Also bin ich hin zum Bürgermeister und habe ihm gesagt, dass wir mal ein paar Tausender zu viel hätten und uns dafür ein Stückchen Erde in der Gemeinde kaufen wollten. Ich glaube in diesem Moment war ich einer seiner Lieblingsbürger. Nun ist es ja nicht so, dass man mit zwei Koffern voller Geld zum Bürgermeister geht, dann per Handschlag den Kauf besiegelt und sich danach mit Bier und Korn zuschüttet, um diese Transaktion auch in aller Vollständigkeit zu vollziehen. Nein, es musste alles seinen offiziellen Gang gehen und es musste ein Vertrag her und wir mussten einen Grundbucheintrag bekommen und so weiter und so weiter. Und damit das alles auch in rechtlich unbedenklichen Bahnen läuft, musste der ganze Kram auch über einen Notar abgewickelt werden.
Unser Grundstück war verhältnismäßig günstig, weil die Gemeinde einen relativ niedrigen Preis pro Quadratmeter ansetzte. Aber auch verhältnismäßig günstig ergab einen solide fünfstelligen Endbetrag. Kurz überschlagen war das nicht ganz das, was wir gewohnt waren, an Geld auf einmal auszugeben. Es lag ein bisschen über meinem monatlichen Gehalt. Was in etwa so wäre, als würde man sagen, ein Elefant wäre ein bisschen schwerer als eine Ameise. Da pfiff mir schon ein eiskalter Wind durch die Unterwäsche, als diese Dimensionen Wirklichkeit wurden. Die ersten Ängste, dass wir in finanzielle Schwierigkeiten gelangen könnten, wollten uns übermannen. Aber es war ja so, dass wir das alles nicht auf einmal bezahlen mussten. Das machte die Bank und wir würden es der Bank abstottern. „Das ist dann wie Miete zahlen“, sagte ich dem Hasen, „nur mit dem Unterschied, dass das irgendwann mal aufhören wird und wir dann keine Miete mehr zahlen müssen, wenn wir alt sind.“ Ein abstrakter Gedanke, der sich beim Hasen auch in den folgenden Jahren (Jahrzehnten) nicht schlüssig durchsetzen sollte.

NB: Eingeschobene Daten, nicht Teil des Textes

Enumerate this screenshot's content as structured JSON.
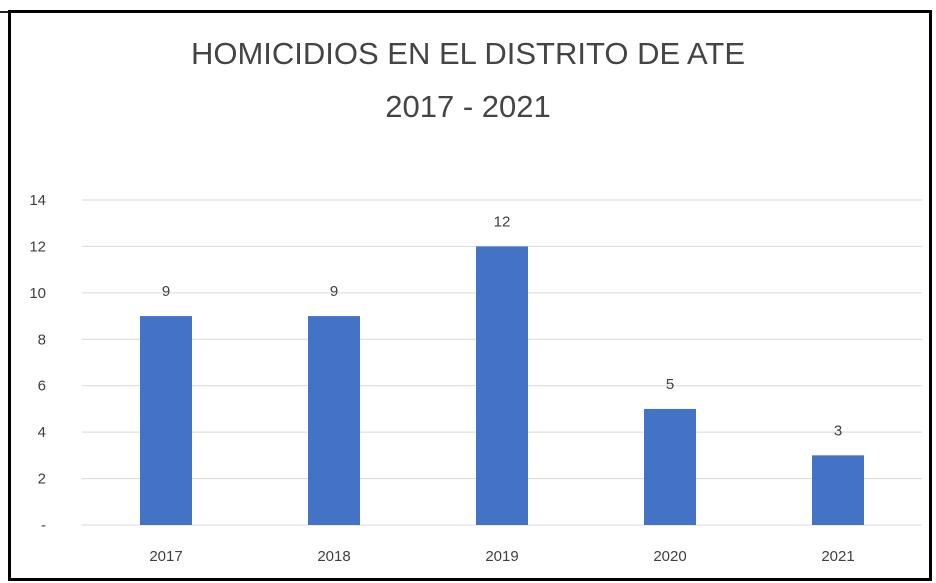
{
  "chart_data": {
    "type": "bar",
    "title": "HOMICIDIOS EN EL DISTRITO DE ATE",
    "subtitle": "2017 - 2021",
    "categories": [
      "2017",
      "2018",
      "2019",
      "2020",
      "2021"
    ],
    "values": [
      9,
      9,
      12,
      5,
      3
    ],
    "data_labels": [
      "9",
      "9",
      "12",
      "5",
      "3"
    ],
    "xlabel": "",
    "ylabel": "",
    "ylim": [
      0,
      14
    ],
    "yticks": [
      0,
      2,
      4,
      6,
      8,
      10,
      12,
      14
    ],
    "ytick_labels": [
      "-",
      "2",
      "4",
      "6",
      "8",
      "10",
      "12",
      "14"
    ],
    "grid": true,
    "legend": "none",
    "colors": {
      "bar": "#4472C4",
      "grid": "#D9D9D9",
      "text": "#404040"
    }
  }
}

Mit diesen beeindruckenden und auch ein bisschen einschüchternden Gefühlen und Gedanken im Gepäck fuhren wir zu unserem Notartermin. Man ist ziemlich klein mit Hut, wenn man zu diesem Anlass einen Notar aufsucht. Schließlich kauft man ja nicht gerade täglich ein Grundstück. Unser Bürgermeister war schon da und ich glaube sein Herz klopfte nicht so penetrant schnell, wie es die unseren taten. Beinahe beiläufig wurden wir von ihm und dem Notar begrüßt und während sich die beiden über das Leben an sich, das was die Kinder machten und wie gut der jeweilige im Tennis war, unterhielten, saßen wir zwei wie verschreckte Mauerblümchen in der Ecke und warteten darauf, dass es langsam mal losgeht.
Man bemerkte uns dann doch und unser Anliegen wurde nun behandelt. In knappen Sätzen erklärte uns der Jurist, was Bestand dieses Vertrages sei und welche behördlichen Wege alles gehen würde und welche Verbindlichkeit hinter unserer Unterschrift herrscht. Das hatten wir auch alles so verstanden. Oder auch nicht wirklich, aber der würde schon wissen, wovon er redet. Schließlich bezahlten wir ihm auch nicht gerade wenig Geld dafür. Und weil er ein Notar war und weil es zu seinen Pflichten gehörte, musste er uns den Vertrag in all seinen trockentehoretischen Facetten vorlesen. Und rückblickend war es so schnell vorgelesen, als habe er den Modus der doppelten Vorlesegeschwindigkeit eingestellt. Er raste über die Zeilen und haute die Worte raus wie ein hochgetunter Zweitaktmotor. Damals dachte ich noch, er sei eine Ausnahme. Aber mittlerweile erhärtet sich der Verdacht, dass es zum Berufsbild des Notars dazugehört, dass er mehr Worte pro Sekunde sprechen kann, als Gisela Schlüter auf Speed. Sogar mein Hase in Hektik spricht dagegen noch im Zeitlupentempo.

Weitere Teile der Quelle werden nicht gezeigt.